Collaboration artistique : Katja KRUGER

Décors : Bruno DE LAVENERE

Costumes : Sylvette DEQUEST

Lumières : Antoine TRAVERT

Chorégraphie : Josépha MADOKI

Cheffe des Chœurs : Ching-Lien WU

Avec :

Benjamin BERNHEIM ou Francesco DEMURO, Jérôme BOUTILLIER, Sylvie BRUNET,
Lea DESANDRE
ou Marina VIOTTI, Elsa DREISIG ou Pretty YENDE, Yiorgo IOANNOU,
Maciej KWASNIKOWSKI, Huw MONTAGUE RENDALL
ou Florian SEMPEY, Laurent NAOURI,
Thomas RICART, Jean TEITGEN 
et Sergio VILLEGAS GALVAIN 

Orchestre et Chœurs de l’Opéra national de Paris

Maîtrise des Hauts-de-Seine / Chœurs d’enfants de l’Opéra national de Paris

Jusqu’au 15 juillet 2023

A L’Opéra Bastille

La présente critique est basée sur la distribution du 23 juin 2023. 

Si on est habitué à voir Roméo et Juliette à l’Opéra de Paris, c’est davantage dans sa version ballet de Prokofiev que dans sa version opéra.
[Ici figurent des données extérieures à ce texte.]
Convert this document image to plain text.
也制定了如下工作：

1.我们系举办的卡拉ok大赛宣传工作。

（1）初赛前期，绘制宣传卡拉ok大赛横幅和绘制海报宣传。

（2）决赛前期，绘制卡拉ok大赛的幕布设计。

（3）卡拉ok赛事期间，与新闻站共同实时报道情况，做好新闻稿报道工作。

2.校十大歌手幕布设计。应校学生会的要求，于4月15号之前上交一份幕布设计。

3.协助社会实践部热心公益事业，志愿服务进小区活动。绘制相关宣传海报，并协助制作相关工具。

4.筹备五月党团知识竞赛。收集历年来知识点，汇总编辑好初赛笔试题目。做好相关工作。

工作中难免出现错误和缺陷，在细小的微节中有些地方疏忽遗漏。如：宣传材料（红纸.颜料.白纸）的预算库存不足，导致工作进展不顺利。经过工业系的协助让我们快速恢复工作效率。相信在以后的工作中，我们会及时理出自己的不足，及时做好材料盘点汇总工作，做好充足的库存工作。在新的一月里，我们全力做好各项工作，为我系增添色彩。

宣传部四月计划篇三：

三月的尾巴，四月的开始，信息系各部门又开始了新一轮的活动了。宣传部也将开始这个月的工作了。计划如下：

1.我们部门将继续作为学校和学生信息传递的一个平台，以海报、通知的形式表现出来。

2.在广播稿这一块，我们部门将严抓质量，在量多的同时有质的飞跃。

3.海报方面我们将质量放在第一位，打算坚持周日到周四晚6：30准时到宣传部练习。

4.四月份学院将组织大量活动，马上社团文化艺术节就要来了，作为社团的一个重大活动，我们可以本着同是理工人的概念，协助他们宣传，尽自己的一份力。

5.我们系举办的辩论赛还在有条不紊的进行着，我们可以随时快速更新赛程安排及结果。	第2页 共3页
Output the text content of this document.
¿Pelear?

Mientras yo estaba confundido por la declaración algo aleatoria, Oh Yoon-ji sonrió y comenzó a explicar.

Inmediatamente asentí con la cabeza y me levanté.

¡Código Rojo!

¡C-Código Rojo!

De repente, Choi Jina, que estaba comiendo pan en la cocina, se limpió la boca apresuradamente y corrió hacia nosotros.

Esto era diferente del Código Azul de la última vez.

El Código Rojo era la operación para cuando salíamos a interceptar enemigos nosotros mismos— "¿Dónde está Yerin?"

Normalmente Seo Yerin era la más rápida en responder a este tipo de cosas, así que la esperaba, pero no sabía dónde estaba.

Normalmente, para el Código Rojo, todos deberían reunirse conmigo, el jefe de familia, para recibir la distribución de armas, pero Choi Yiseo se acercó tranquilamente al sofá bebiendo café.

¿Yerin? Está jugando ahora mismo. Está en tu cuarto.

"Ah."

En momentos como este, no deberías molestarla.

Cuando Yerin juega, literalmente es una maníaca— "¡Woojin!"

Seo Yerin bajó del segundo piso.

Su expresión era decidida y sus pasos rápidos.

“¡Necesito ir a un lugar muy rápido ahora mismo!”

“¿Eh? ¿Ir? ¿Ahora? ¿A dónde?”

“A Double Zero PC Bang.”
Et pour cause, ce dernier composé par Charles GOUNOD n’a pas été présenté depuis 1985 !

C’est à l’ineffable Thomas JOLLY qu’a été confiée la mise en scène de cette nouvelle production. Pour les habitués de l’artiste, sa patte est bien présente : décor magistral, costumes voguant entre comedia del arte et modernité, segments de lumières entrecroisés. On sent que ses consignes et son idée précise a été donnée aux équipes créatives.
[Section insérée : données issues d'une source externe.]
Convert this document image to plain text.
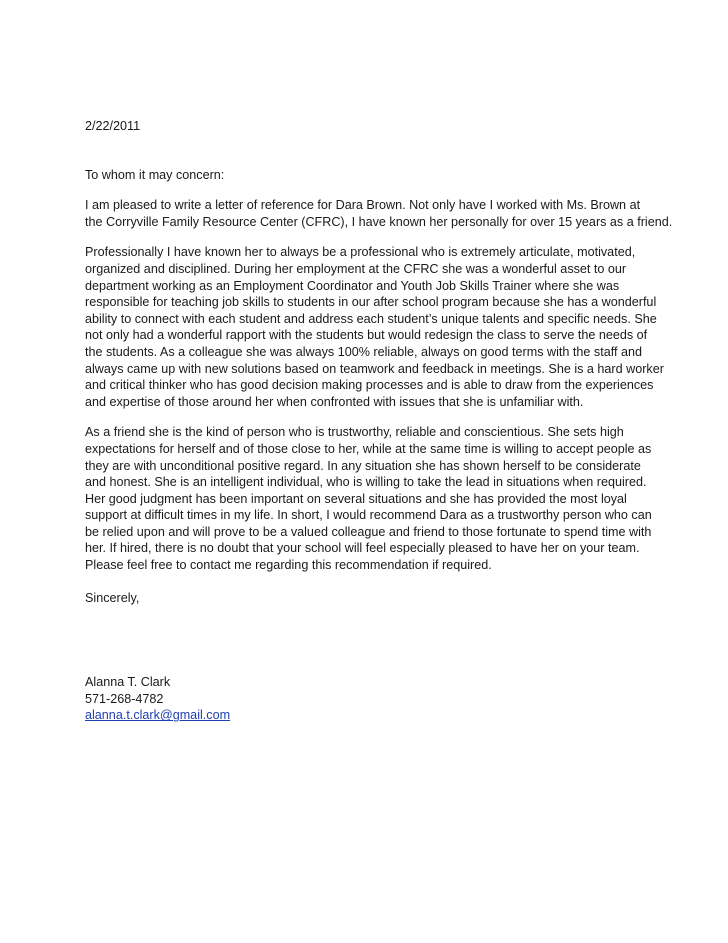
2/22/2011
To whom it may concern:
I am pleased to write a letter of reference for Dara Brown. Not only have I worked with Ms. Brown at
the Corryville Family Resource Center (CFRC), I have known her personally for over 15 years as a friend.
Professionally I have known her to always be a professional who is extremely articulate, motivated,
organized and disciplined. During her employment at the CFRC she was a wonderful asset to our
department working as an Employment Coordinator and Youth Job Skills Trainer where she was
responsible for teaching job skills to students in our after school program because she has a wonderful
ability to connect with each student and address each student’s unique talents and specific needs. She
not only had a wonderful rapport with the students but would redesign the class to serve the needs of
the students. As a colleague she was always 100% reliable, always on good terms with the staff and
always came up with new solutions based on teamwork and feedback in meetings. She is a hard worker
and critical thinker who has good decision making processes and is able to draw from the experiences
and expertise of those around her when confronted with issues that she is unfamiliar with.
As a friend she is the kind of person who is trustworthy, reliable and conscientious. She sets high
expectations for herself and of those close to her, while at the same time is willing to accept people as
they are with unconditional positive regard. In any situation she has shown herself to be considerate
and honest. She is an intelligent individual, who is willing to take the lead in situations when required.
Her good judgment has been important on several situations and she has provided the most loyal
support at difficult times in my life. In short, I would recommend Dara as a trustworthy person who can
be relied upon and will prove to be a valued colleague and friend to those fortunate to spend time with
her. If hired, there is no doubt that your school will feel especially pleased to have her on your team.
Please feel free to contact me regarding this recommendation if required.
Sincerely,
Alanna T. Clark
571-268-4782
alanna.t.clark@gmail.com
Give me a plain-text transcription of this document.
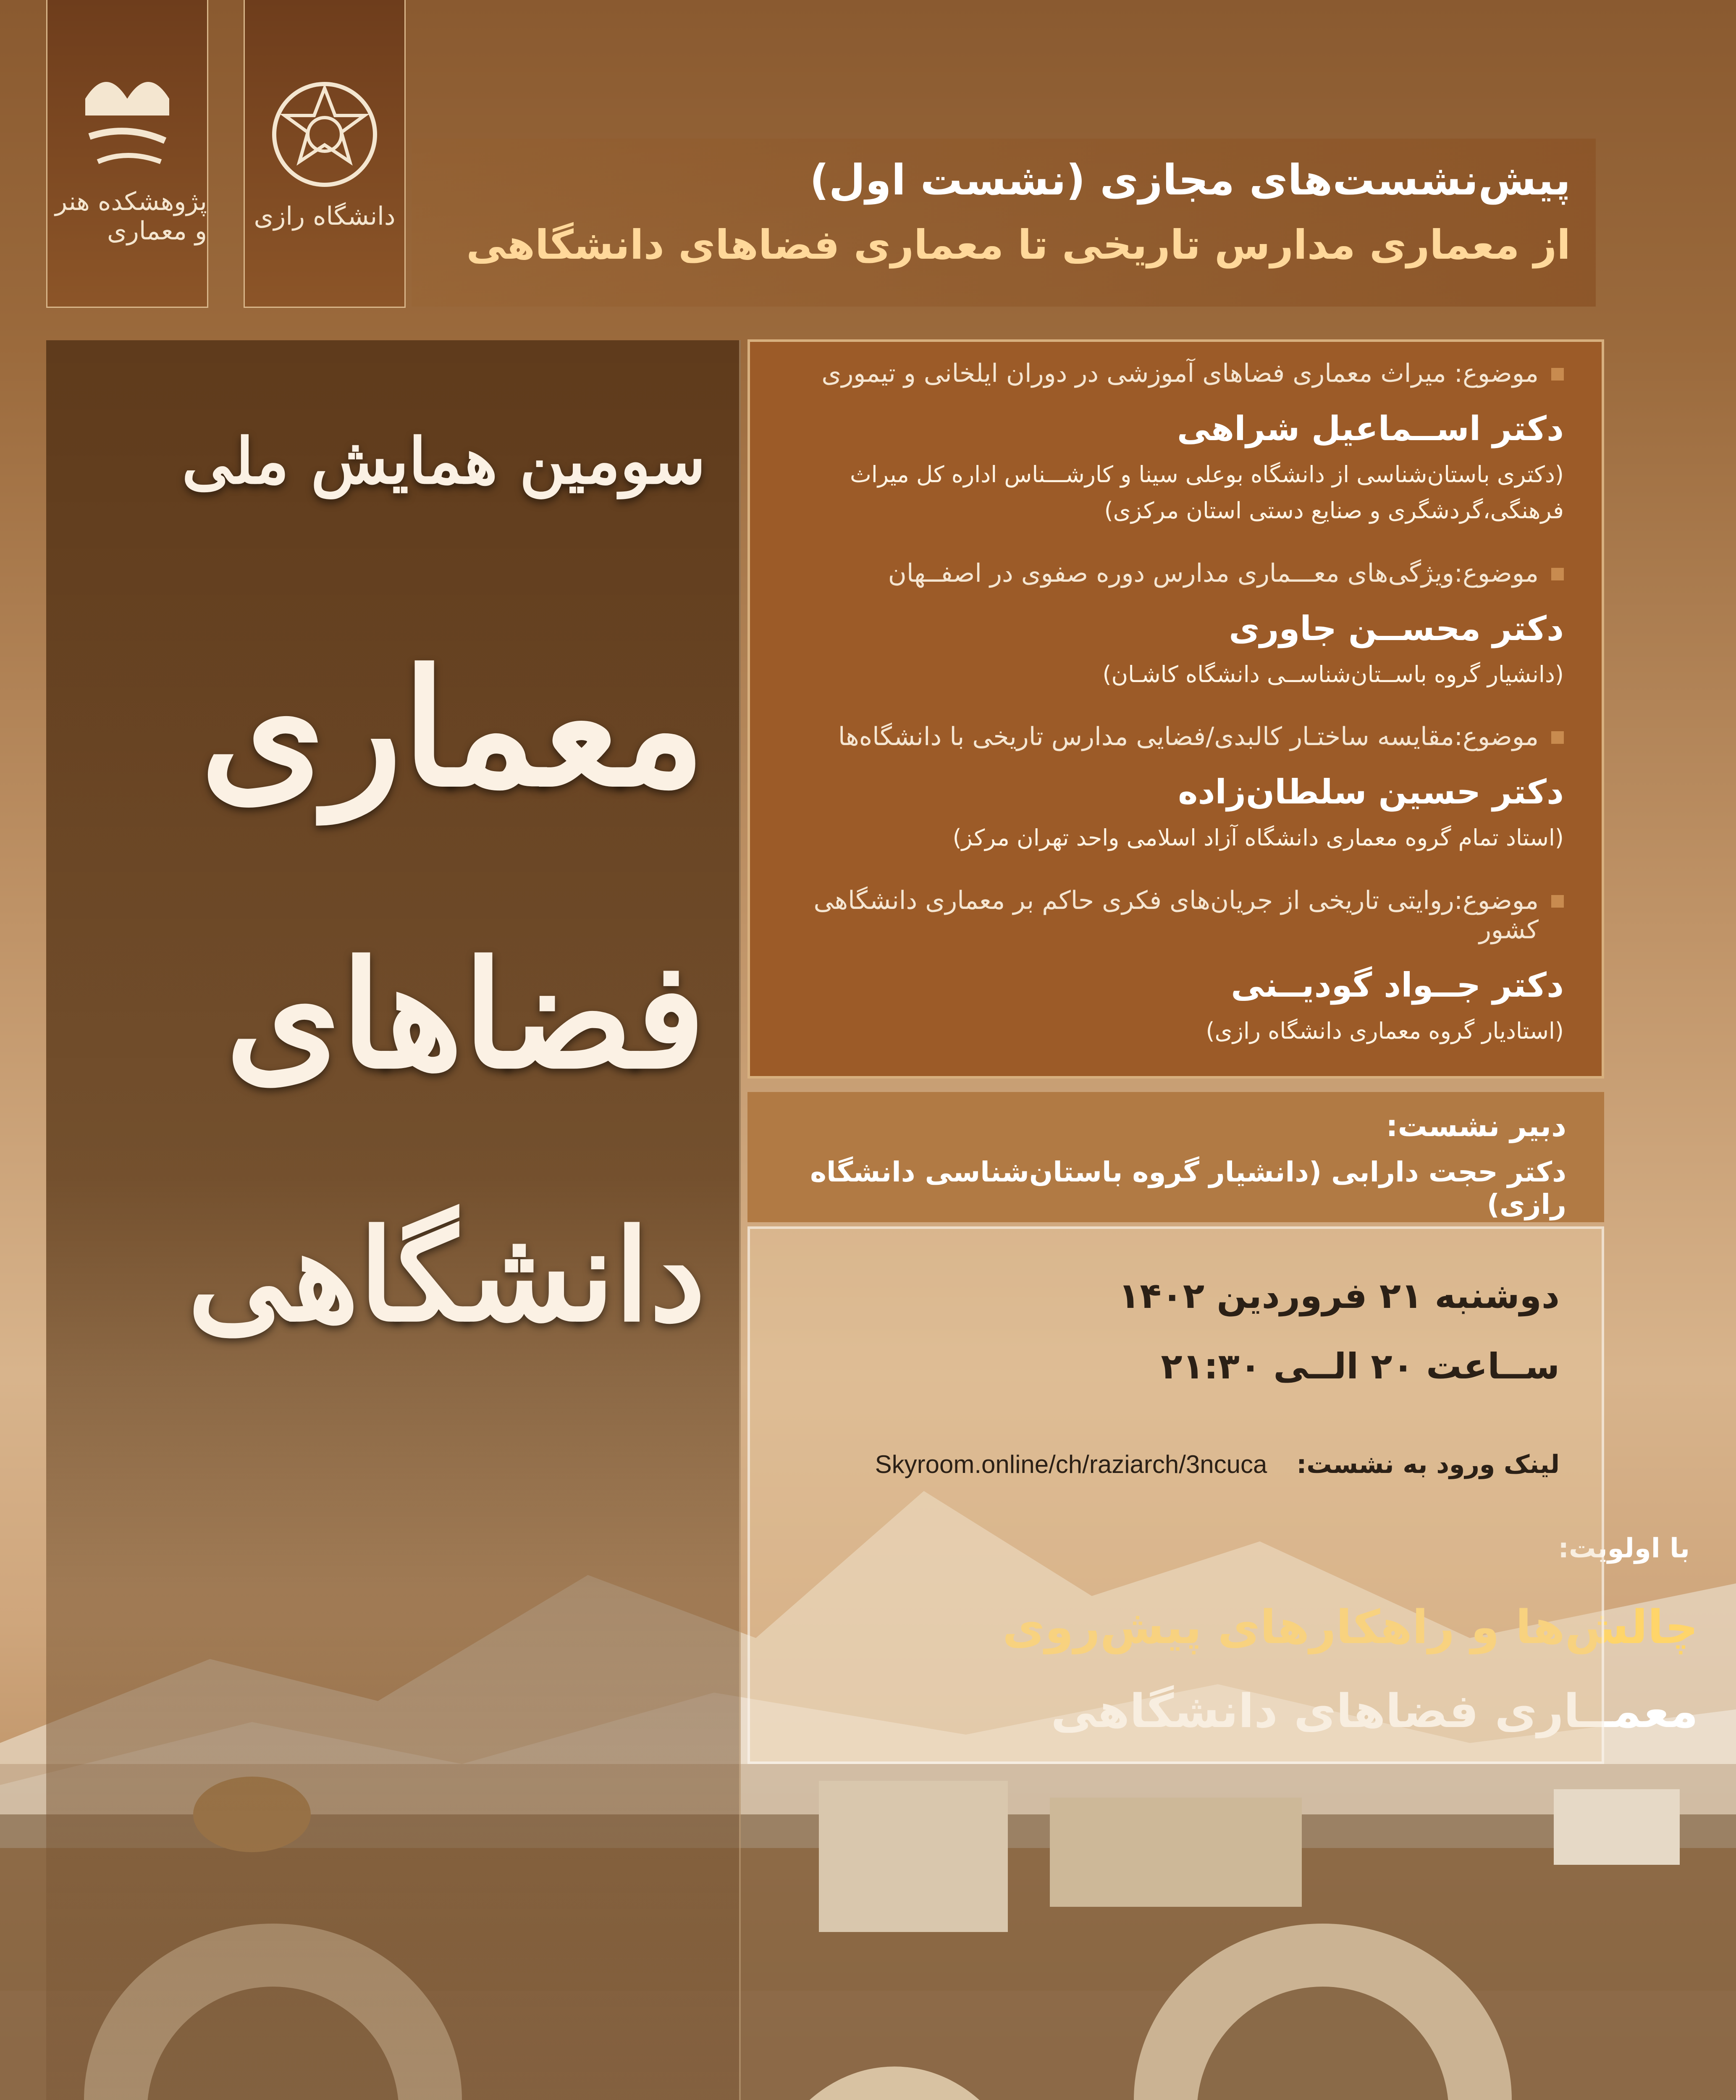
پژوهشکده هنر و معماری دانشگاه رازی
پیش‌نشست‌های مجازی (نشست اول)
از معماری مدارس تاریخی تا معماری فضاهای دانشگاهی
سومین همایش ملی
معماری
فضاهای
دانشگاهی
با اولویت:
چالش‌ها و راهکارهای پیش‌روی
معمــاری فضاهای دانشگاهی
موضوع: میراث معماری فضاهای آموزشی در دوران ایلخانی و تیموری
دکتر اســماعیل شراهی
(دکتری باستان‌شناسی از دانشگاه بوعلی سینا و کارشـــناس اداره کل میراث فرهنگی،گردشگری و صنایع دستی استان مرکزی)
موضوع:ویژگی‌های معـــماری مدارس دوره صفوی در اصفــهان
دکتر محســن جاوری
(دانشیار گروه باســتان‌شناســی دانشگاه کاشـان)
موضوع:مقایسه ساختـار کالبدی/فضایی مدارس تاریخی با دانشگاه‌ها
دکتر حسین سلطان‌زاده
(استاد تمام گروه معماری دانشگاه آزاد اسلامی واحد تهران مرکز)
موضوع:روایتی تاریخی از جریان‌های فکری حاکم بر معماری دانشگاهی کشور
دکتر جــواد گودیــنی
(استادیار گروه معماری دانشگاه رازی)
دبیر نشست:
دکتر حجت دارابی (دانشیار گروه باستان‌شناسی دانشگاه رازی)
دوشنبه ۲۱ فروردین ۱۴۰۲
ســاعت ۲۰ الــی ۲۱:۳۰
لینک ورود به نشست:
Skyroom.online/ch/raziarch/3ncuca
Dès le lever de rideau, on est stupéfait par le gigantisme du décor : Bastille a fait entrer Garnier dans ses murs sur une ouverture où la peste règne sur Vérone. On en peut s’empêcher de faire le lien avec le funèbre destin des amants ou à l’inaltérable réplique de Mercutio : « La peste soit sur vos deux maisons ». Par l’escalier de l’opéra de Garnier, on ne peut pas s’empêcher de penser au tableau Mascarade de la comédie musicale The Phantom of the Opera. Ce sera le cas également dans la crypte des Capulets. Sans doute, une façon détournée de rendre l’opéra à tous les publics, : amateurs d’opéras comme d’opéras-rock. Dans son Roméo et Juliette, Thomas JOLLY joue aussi de caméo ou autre easter eggs que certains s’amuseront à débusquer dans ce décor. Un décor qui pour autant ne lasse jamais.Et si on est sur une gamme de couleurs resserrée : le noir, le blanc, le rouge, chaque acte bénéficie d’une identité bien distincte.
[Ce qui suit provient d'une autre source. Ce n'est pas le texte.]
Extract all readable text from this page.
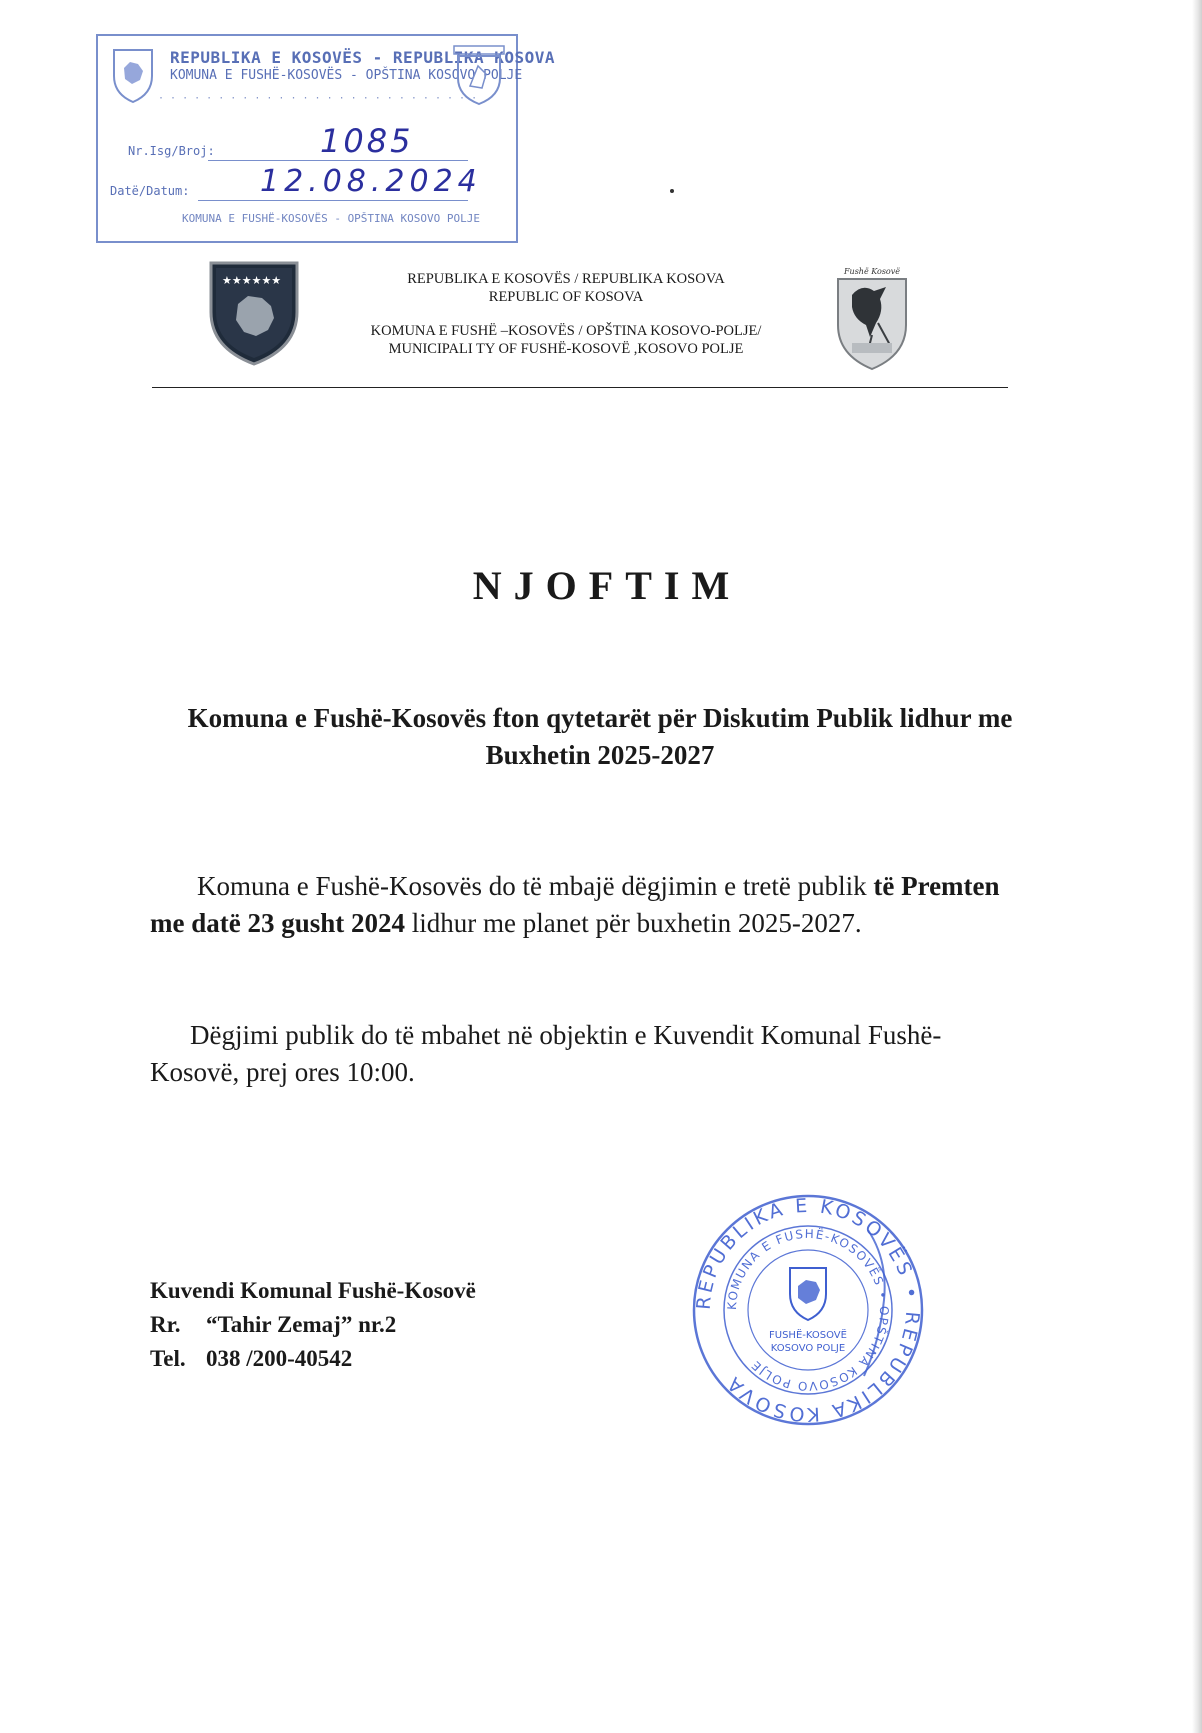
REPUBLIKA E KOSOVËS - REPUBLIKA KOSOVA
KOMUNA E FUSHË-KOSOVËS - OPŠTINA KOSOVO POLJE
· · · · · · · · · · · · · · · · · · · · · · · · · · ·
Nr.Isg/Broj:
Datë/Datum:
KOMUNA E FUSHË-KOSOVËS - OPŠTINA KOSOVO POLJE
1085
12.08.2024
★★★★★★	REPUBLIKA E KOSOVËS / REPUBLIKA KOSOVA
REPUBLIC OF KOSOVA
KOMUNA E FUSHË –KOSOVËS / OPŠTINA KOSOVO-POLJE/
MUNICIPALI TY OF FUSHË-KOSOVË ,KOSOVO POLJE
Fushë Kosovë
NJOFTIM
Komuna e Fushë-Kosovës fton qytetarët për Diskutim Publik lidhur me
Buxhetin 2025-2027
Komuna e Fushë-Kosovës do të mbajë dëgjimin e tretë publik të Premten me datë 23 gusht 2024 lidhur me planet për buxhetin 2025-2027.
Dëgjimi publik do të mbahet në objektin e Kuvendit Komunal Fushë-Kosovë, prej ores 10:00.
Kuvendi Komunal Fushë-Kosovë
Rr. “Tahir Zemaj” nr.2
Tel. 038 /200-40542
REPUBLIKA E KOSOVËS • REPUBLIKA KOSOVA
KOMUNA E FUSHË-KOSOVËS • OPŠTINA KOSOVO POLJE
FUSHË-KOSOVË
KOSOVO POLJE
Les chanteurs lyriques posent leurs voix sur la musique mais aussi sur les textes sublimes de Jules BARBIER et Michel CARRE. Les mots sont loin d’être creux comme peuvent l’être ceux de certains spectacles musicaux de notre époque.

On assiste à plusieurs moments intenses donnés le plus souvent par les deux rôles principaux Benjamin BERNHEIM et Elsa DREISIG. La première apparition vocale de l’un et de l’autre est un véritable enchantement. Les envolées lyriques de l’un comme de l’autre sont prenantes. On peine, cependant, à croire à la consommation de leur amour autour du chant de l’alouette dans La chambre de Juliette. Si le jeu émotionnel est bien présent, il est moins perceptible sur le plan physique. Il est toujours difficile à rendre ce genre de moment sans sombrer dans l’excès ou la gêne. Toutefois, Elsa DREISIG fera preuve plus tard d’une force physique étonnante par une cascade maîtrisée. Notons, d’ailleurs, que la production ne fait pas état dans les crédits de chorégraphe des cascades ou de maître d’armes. L’affrontement Roméo/Mercutio/Tybalt bénéficie pourtant d’une qualité chorégraphique digne de la discipline.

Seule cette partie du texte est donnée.